Netanyahu’s apparent disinterest in remaining at the negotiating table reflects a parallel Palestinian lack of confidence in a credible partner for peace. Netanyahu’s new government is unlikely to take “tangible steps that would be enough to satisfy the Palestinians,” said Zilber. “I just don’t see that happening.”

Walking away from bilateral talks also allows the Palestinians to continue their latest tactics of choice: seeking recognition by the U.N., and bringing their grievances against Israel to international courts. (RELATED: Palestinians To Sue Israel For War Crimes)

According to Schanzer, Abbas has made “undeniable achievements” on the international stage so far. If anything, “the Palestinians put it on pause during the election, perhaps to make sure they didn’t draw more voters into the arms of Netanyahu.” But otherwise, this strategy has been in place since 2005, and “it’s hard to derail a train that’s been moving in the same direction for quite some time.”

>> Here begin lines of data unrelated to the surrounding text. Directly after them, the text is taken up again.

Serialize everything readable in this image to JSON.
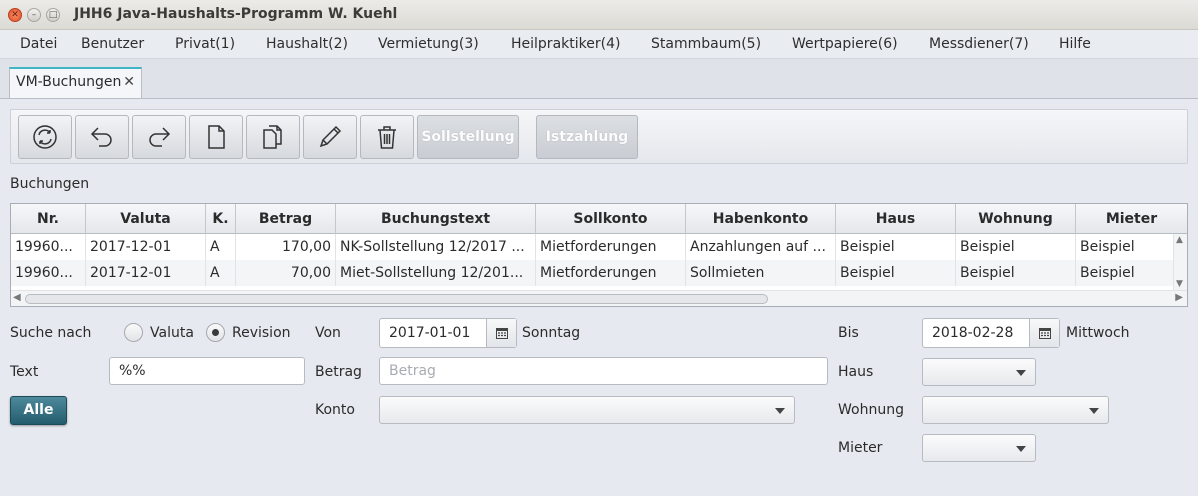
{
  "window": {
    "title": "JHH6 Java-Haushalts-Programm W. Kuehl"
  },
  "menu": [
    "Datei",
    "Benutzer",
    "Privat(1)",
    "Haushalt(2)",
    "Vermietung(3)",
    "Heilpraktiker(4)",
    "Stammbaum(5)",
    "Wertpapiere(6)",
    "Messdiener(7)",
    "Hilfe"
  ],
  "tab": {
    "label": "VM-Buchungen",
    "close": "✕"
  },
  "toolbar": {
    "icons": [
      "refresh-icon",
      "undo-icon",
      "redo-icon",
      "new-document-icon",
      "copy-icon",
      "edit-pencil-icon",
      "delete-trash-icon"
    ],
    "sollstellung": "Sollstellung",
    "istzahlung": "Istzahlung",
    "text_button_color": "#fdfdfd"
  },
  "section_label": "Buchungen",
  "table": {
    "columns": [
      "Nr.",
      "Valuta",
      "K.",
      "Betrag",
      "Buchungstext",
      "Sollkonto",
      "Habenkonto",
      "Haus",
      "Wohnung",
      "Mieter"
    ],
    "rows": [
      [
        "19960...",
        "2017-12-01",
        "A",
        "170,00",
        "NK-Sollstellung 12/2017 ...",
        "Mietforderungen",
        "Anzahlungen auf ...",
        "Beispiel",
        "Beispiel",
        "Beispiel"
      ],
      [
        "19960...",
        "2017-12-01",
        "A",
        "70,00",
        "Miet-Sollstellung 12/201...",
        "Mietforderungen",
        "Sollmieten",
        "Beispiel",
        "Beispiel",
        "Beispiel"
      ]
    ]
  },
  "form": {
    "suche_nach": "Suche nach",
    "radio_valuta": "Valuta",
    "radio_revision": "Revision",
    "selected": "Revision",
    "von_label": "Von",
    "von_value": "2017-01-01",
    "von_weekday": "Sonntag",
    "bis_label": "Bis",
    "bis_value": "2018-02-28",
    "bis_weekday": "Mittwoch",
    "text_label": "Text",
    "text_value": "%%",
    "betrag_label": "Betrag",
    "betrag_placeholder": "Betrag",
    "konto_label": "Konto",
    "haus_label": "Haus",
    "wohnung_label": "Wohnung",
    "mieter_label": "Mieter",
    "alle_button": "Alle"
  },
  "colors": {
    "accent_tab": "#3fb6c6",
    "alle_button": "#245c6d",
    "close_button": "#e2522c"
  }
}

Moreover, the international option may simply be Abbas’ last chance to reach a realistic equilibrium. Zilber told TheDCNF that “the Palestinians don’t have many arrows left in their quiver.” If anything, Netanyahu’s reelection “is going to give them renewed ammunition, as it were, in the international arena for anti-Israel maneuvers.”

All experts interviewed for this article, both hawkish and dovish, agreed that the overall lack of reference to the Palestinians in the three-month electoral campaign was a telling surprise. Duss said that “the absence of discussion of the occupation was quite remarkable,” while Schanzer admitted that “even Hamas was barely registering.”

In other words, Israelis seemed to vote on Tuesday for an implicit rejection to peace with the Palestinians, not an explicit one. And that may be enough to encourage the Palestinians to venture out on their own.